Based on Stephen Cleary's answer:
private async void ButtonStartSomething_Click()
{
// Wait for any previous runs to complete before starting the next
if (_longRunningTask != null) await _longRunningTask;
// Initialize
_longRunningTask = ((Func<Task>)(async () =>
{
await Task.Delay(10);
// Clean up
_longRunningTask = null;
}))();
// Yield and wait for completion
await _longRunningTask;
}
Suggested by Raymond Chen's comment:
private async void ButtonStartSomething_Click()
{
// Wait for any previous runs to complete before starting the next
if (_longRunningTask != null) await _longRunningTask;
// Initialize
_longRunningTask = Task.Delay(10000)
.ContinueWith(task =>
{
// Clean up
_longRunningTask = null;
}, TaskContinuationOptions.OnlyOnRanToCompletion);
// Yield and wait for completion
await _longRunningTask;
}
Suggested by Kirill Shlenskiy's comment:
readonly SemaphoreSlim _taskSemaphore = new SemaphoreSlim(1);
async void ButtonStartSomething_Click()
{
// Wait for any previous runs to complete before starting the next
await _taskSemaphore.WaitAsync();
try
{
// Do some initialization here
// Yield and wait for completion
await Task.Delay(10000);
// Do any clean up here
}
finally
{
_taskSemaphore.Release();
}
}
(Please -1 or comment if I've messed something up in either.)
Handling exceptions
Using continuations made me realize one thing: awaiting at multiple places gets complicated really quickly if _longRunningTask can throw exceptions.
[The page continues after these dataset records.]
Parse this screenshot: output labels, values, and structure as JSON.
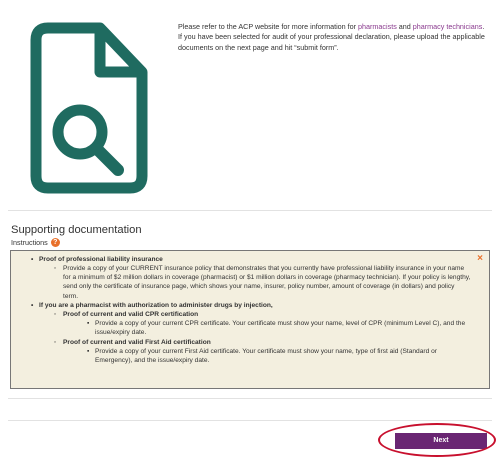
{
  "intro": {
    "text_before": "Please refer to the ACP website for more information for ",
    "link_pharmacists": "pharmacists",
    "text_and": " and ",
    "link_technicians": "pharmacy technicians",
    "text_after": ". If you have been selected for audit of your professional declaration, please upload the applicable documents on the next page and hit “submit form”."
  },
  "section": {
    "title": "Supporting documentation",
    "instructions_label": "Instructions",
    "help_icon": "?"
  },
  "instructions_box": {
    "close_icon": "×",
    "item1": "Proof of professional liability insurance",
    "item1_sub": "Provide a copy of your CURRENT insurance policy that demonstrates that you currently have professional liability insurance in your name for a minimum of $2 million dollars in coverage (pharmacist) or $1 million dollars in coverage (pharmacy technician). If your policy is lengthy, send only the certificate of insurance page, which shows your name, insurer, policy number, amount of coverage (in dollars) and policy term.",
    "item2": "If you are a pharmacist with authorization to administer drugs by injection,",
    "item2_sub1": "Proof of current and valid CPR certification",
    "item2_sub1_detail": "Provide a copy of your current CPR certificate. Your certificate must show your name, level of CPR (minimum Level C), and the issue/expiry date.",
    "item2_sub2": "Proof of current and valid First Aid certification",
    "item2_sub2_detail": "Provide a copy of your current First Aid certificate. Your certificate must show your name, type of first aid (Standard or Emergency), and the issue/expiry date."
  },
  "footer": {
    "next_label": "Next"
  },
  "colors": {
    "icon_teal": "#1f6b60",
    "link_purple": "#8a3a8e",
    "button_purple": "#6a2673",
    "accent_orange": "#e8702a",
    "box_background": "#f3efdf",
    "highlight_red": "#c8102e"
  },
  "icons": {
    "document": "document-search-icon",
    "help": "help-circle-icon",
    "close": "close-icon"
  }
}
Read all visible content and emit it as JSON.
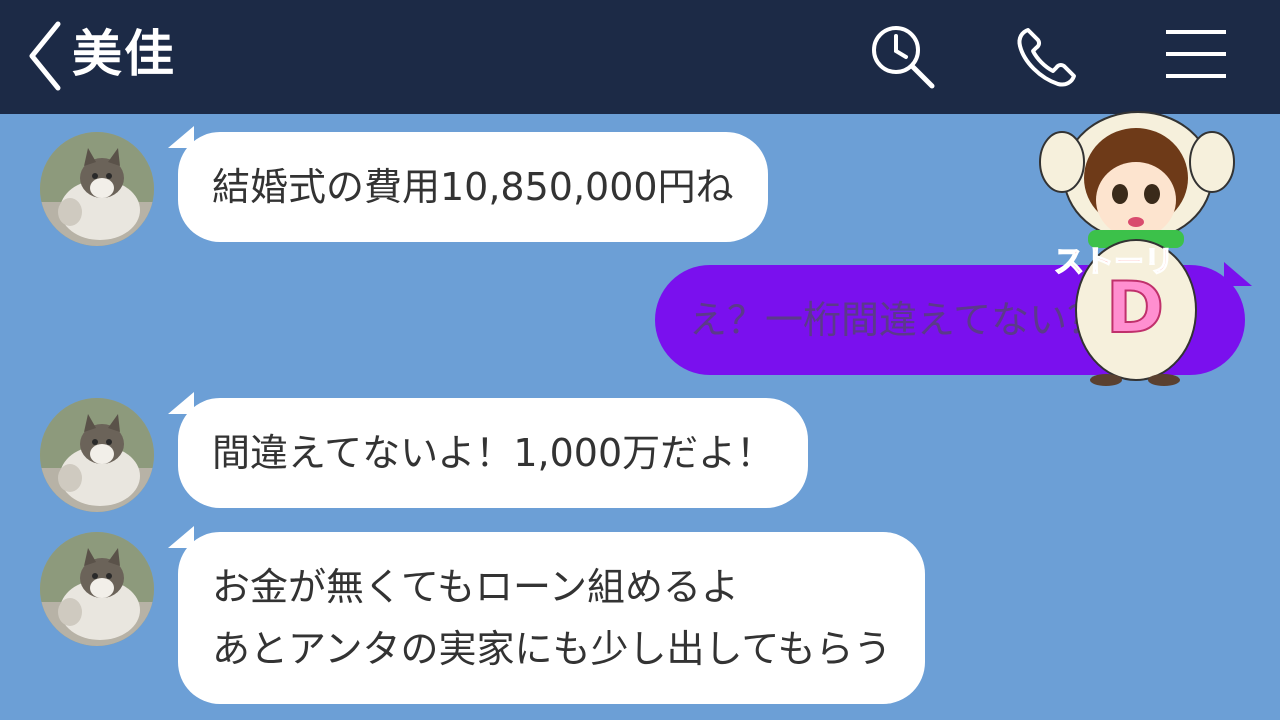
{
  "header": {
    "title": "美佳",
    "back_icon": "chevron-left-icon",
    "search_icon": "search-icon",
    "call_icon": "phone-icon",
    "menu_icon": "menu-icon"
  },
  "messages": [
    {
      "side": "received",
      "lines": [
        "結婚式の費用10,850,000円ね"
      ]
    },
    {
      "side": "sent",
      "lines": [
        "え？一桁間違えてない？"
      ]
    },
    {
      "side": "received",
      "lines": [
        "間違えてないよ！1,000万だよ！"
      ]
    },
    {
      "side": "received",
      "lines": [
        "お金が無くてもローン組めるよ",
        "あとアンタの実家にも少し出してもらう"
      ]
    }
  ],
  "mascot": {
    "badge_text": "ストーリ",
    "letter": "D"
  },
  "colors": {
    "header_bg": "#1c2a46",
    "chat_bg": "#6c9fd6",
    "sent_bubble": "#7a10ee",
    "received_bubble": "#ffffff"
  }
}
If I'm going to use continuations, it looks like I need to top it off by handling all exceptions within the continuation as well.
i.e.
_longRunningTask = Task.Delay(10000)
.ContinueWith(task =>
{
// Clean up
_longRunningTask = null;
}, TaskContinuationOptions.OnlyOnRanToCompletion);
.ContinueWith(task =>
{
// Consume or handle exceptions here
}, TaskContinuationOptions.OnlyOnFaulted);
// Yield and wait for completion
await _longRunningTask;
If I use a SemaphoreSlim, I can do the same thing in the try-catch, and have the added option of bubbling exceptions directly out of ButtonStartSomething_Click.